Among other moves, Atrius signed a seven-year agreement earlier this year with Blue Cross Blue Shield of Massachusetts to care for 65,000 patients covered by the insurer under a global payment budget. It is also one of 17 providers taking part in a huge state effort to care for Medicaid patients as a global payment recipient known as an accountable care organization.

“Eventually, we believe this is the right model of care for everyone,” said Strongwater. “In the long run, we’re seeking to create better outcomes which cost less money.”

But he conceded that getting there may not prove easy.

“The biggest problem for us in Eastern Massachusetts is that the prices are just too high in the hospitals in particular,” said Strongwater.  “One of the problems that we have, and blessings at the same time, is we have these world-class, quaternary academic medical centers. And they are very, very attractive to patients, but they’re much more expensive than community hospitals.”

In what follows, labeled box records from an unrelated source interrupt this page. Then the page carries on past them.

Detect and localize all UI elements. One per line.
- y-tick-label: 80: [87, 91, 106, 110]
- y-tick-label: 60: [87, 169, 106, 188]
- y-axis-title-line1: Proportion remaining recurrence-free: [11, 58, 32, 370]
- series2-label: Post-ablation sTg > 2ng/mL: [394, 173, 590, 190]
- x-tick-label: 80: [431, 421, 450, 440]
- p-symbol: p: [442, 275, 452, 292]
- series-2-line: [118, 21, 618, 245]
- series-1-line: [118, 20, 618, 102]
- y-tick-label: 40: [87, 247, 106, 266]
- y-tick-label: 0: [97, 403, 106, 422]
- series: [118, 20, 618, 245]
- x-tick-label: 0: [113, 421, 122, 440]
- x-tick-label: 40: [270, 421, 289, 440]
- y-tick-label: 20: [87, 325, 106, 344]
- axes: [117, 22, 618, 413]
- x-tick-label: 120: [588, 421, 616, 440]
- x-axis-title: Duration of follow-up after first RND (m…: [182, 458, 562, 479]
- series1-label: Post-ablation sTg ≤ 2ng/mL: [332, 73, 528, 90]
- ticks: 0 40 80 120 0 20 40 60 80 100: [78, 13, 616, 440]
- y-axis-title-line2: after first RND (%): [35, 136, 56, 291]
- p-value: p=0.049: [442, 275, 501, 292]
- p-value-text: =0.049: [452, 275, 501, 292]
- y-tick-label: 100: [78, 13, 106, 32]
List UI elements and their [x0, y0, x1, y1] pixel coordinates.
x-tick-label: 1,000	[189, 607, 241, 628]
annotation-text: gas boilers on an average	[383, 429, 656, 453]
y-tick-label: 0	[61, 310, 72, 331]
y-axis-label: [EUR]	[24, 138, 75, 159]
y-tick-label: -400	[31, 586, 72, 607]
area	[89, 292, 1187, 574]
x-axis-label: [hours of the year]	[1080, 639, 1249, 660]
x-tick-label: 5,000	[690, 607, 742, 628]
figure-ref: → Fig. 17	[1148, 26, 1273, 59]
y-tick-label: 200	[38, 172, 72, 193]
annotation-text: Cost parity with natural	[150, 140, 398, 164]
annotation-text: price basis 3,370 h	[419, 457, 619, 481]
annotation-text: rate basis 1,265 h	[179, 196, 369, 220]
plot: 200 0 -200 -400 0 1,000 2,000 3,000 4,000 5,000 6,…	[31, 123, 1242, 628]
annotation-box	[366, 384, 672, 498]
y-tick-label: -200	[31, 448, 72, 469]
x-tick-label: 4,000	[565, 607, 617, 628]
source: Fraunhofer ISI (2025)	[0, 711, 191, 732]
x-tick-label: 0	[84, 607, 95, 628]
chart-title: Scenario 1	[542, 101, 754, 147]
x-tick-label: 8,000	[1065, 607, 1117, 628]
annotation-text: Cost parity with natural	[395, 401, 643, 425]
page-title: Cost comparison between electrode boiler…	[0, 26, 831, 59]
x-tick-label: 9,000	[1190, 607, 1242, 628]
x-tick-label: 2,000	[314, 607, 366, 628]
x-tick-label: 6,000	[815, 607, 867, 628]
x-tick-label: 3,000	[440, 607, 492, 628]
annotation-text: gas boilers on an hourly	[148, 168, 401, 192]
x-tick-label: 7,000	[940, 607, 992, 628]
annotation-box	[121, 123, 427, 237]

“They drive up the price, and that puts just extraordinary pressure on value-based care providers like Atrius Health, where we’re trying to find ways to economize,” said Strongwater, who has suggested the possible need for stronger state regulation of hospital prices. 

John McDonough of the Harvard Chan School of Public Health, who co-hosts the “Health or Consequences” episodes of the Codcast with Paul Hattis of Tufts School of Medicine, said promise of global payment structures is colliding with the underwhelming early evidence from accountable organizations nationally.  

The savings so far have been “nothing to write home about,” said McDonough.

Strongwater maintained that the approach remains “the holy grail,” that there is evidence it does pay off, and that it is ultimately the only way to tackle the cost of US health care, which far outpaces that of any other country.

He offered fulsome praise for Gov. Charlie Baker’s recent proposal to require increases in spending on primary care as the sort of thing that’s needed to push the system in the right direction.

“If we are sincere about trying to control the total cost of care as it relates to the consumers in the Commonwealth, we all have to lean in a little bit,” he said. “We know that it’s possible,” he added, citing a truism offered by Winston Churchill that “the Americans will eventually do the right thing — after they’ve tried everything else.”